Das Damendreigestirn aus dem Vorjahr muss noch eine zweite Session dranhängen, weil sich keine neuen Tollitäten fanden. Die Galasitzung fällt aus. Doch mit der KG Rua Kapaaf hat sich in Rade 2014 auch eine neue Gesellschaft gegründet, die inzwischen immerhin schon mehr als 50 Mitglieder zählt.

Gummersbacher feiern eher Kostümpartys

In Gummersbach gibt es keinen Karnevalsverein, wenn man von den Hohler Bären absieht, die aber eigentlich mehr ein Ründerother Außenposten sind.

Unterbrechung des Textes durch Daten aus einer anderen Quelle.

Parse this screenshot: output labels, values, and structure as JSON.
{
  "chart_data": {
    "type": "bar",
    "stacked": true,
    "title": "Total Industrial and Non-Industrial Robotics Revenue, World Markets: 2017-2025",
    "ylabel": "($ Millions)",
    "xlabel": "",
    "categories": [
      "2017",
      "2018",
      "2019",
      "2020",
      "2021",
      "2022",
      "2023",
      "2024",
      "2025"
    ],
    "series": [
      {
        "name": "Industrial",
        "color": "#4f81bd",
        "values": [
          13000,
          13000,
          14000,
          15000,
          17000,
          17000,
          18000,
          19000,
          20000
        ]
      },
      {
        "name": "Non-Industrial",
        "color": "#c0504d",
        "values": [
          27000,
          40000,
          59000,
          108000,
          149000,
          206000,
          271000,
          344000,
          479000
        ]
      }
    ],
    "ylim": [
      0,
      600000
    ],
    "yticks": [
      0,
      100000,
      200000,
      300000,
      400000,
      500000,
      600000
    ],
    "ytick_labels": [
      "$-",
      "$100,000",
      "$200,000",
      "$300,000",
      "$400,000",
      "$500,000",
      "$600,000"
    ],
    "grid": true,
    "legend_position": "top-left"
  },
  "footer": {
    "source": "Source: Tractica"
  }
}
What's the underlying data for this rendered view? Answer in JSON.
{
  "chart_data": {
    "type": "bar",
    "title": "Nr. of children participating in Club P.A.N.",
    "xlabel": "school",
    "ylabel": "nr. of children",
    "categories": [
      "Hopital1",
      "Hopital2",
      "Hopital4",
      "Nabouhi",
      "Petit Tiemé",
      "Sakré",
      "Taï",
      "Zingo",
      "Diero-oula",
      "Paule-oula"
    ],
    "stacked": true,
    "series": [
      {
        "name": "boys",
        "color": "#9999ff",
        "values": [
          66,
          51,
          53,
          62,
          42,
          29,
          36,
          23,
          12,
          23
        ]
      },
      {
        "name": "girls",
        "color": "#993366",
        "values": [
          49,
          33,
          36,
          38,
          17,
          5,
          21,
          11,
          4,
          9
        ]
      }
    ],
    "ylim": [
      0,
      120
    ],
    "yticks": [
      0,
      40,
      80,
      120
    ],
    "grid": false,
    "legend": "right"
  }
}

Dennoch gewinnt das Jeckentum in der Kreisstadt an Boden. Nur eben nicht mit dem traditionellen Sitzungskarneval, sondern mit Kostümpartys.

Wenn in der ausverkauften Halle auf dem Steinmüllergelände „Arena alaaf“ ausgerufen wird, feiern tausende junge Leute zur Musik von Kasalla und Co. in einer Atmosphäre, die hinter den Großveranstaltungen in den Zelten von Engelskirchen und Denklingen nicht zurücksteht. Schon darum war es unumgänglich, Gummersbach in der Karnevalskarte nicht mehr grau, sondern zart-grün darzustellen.

Auch Marienheide und Bergneustadt können Karneval

Und wie gesagt: Dass Marienheide und Bergneustadt grau unterlegt sind, heißt nicht, dass man dort nicht Karneval feiern kann. Das weiß jeder, der schon einmal in der Turnhalle Jahnstraße oder im Belmicker Annaheim auf den Bänken stand.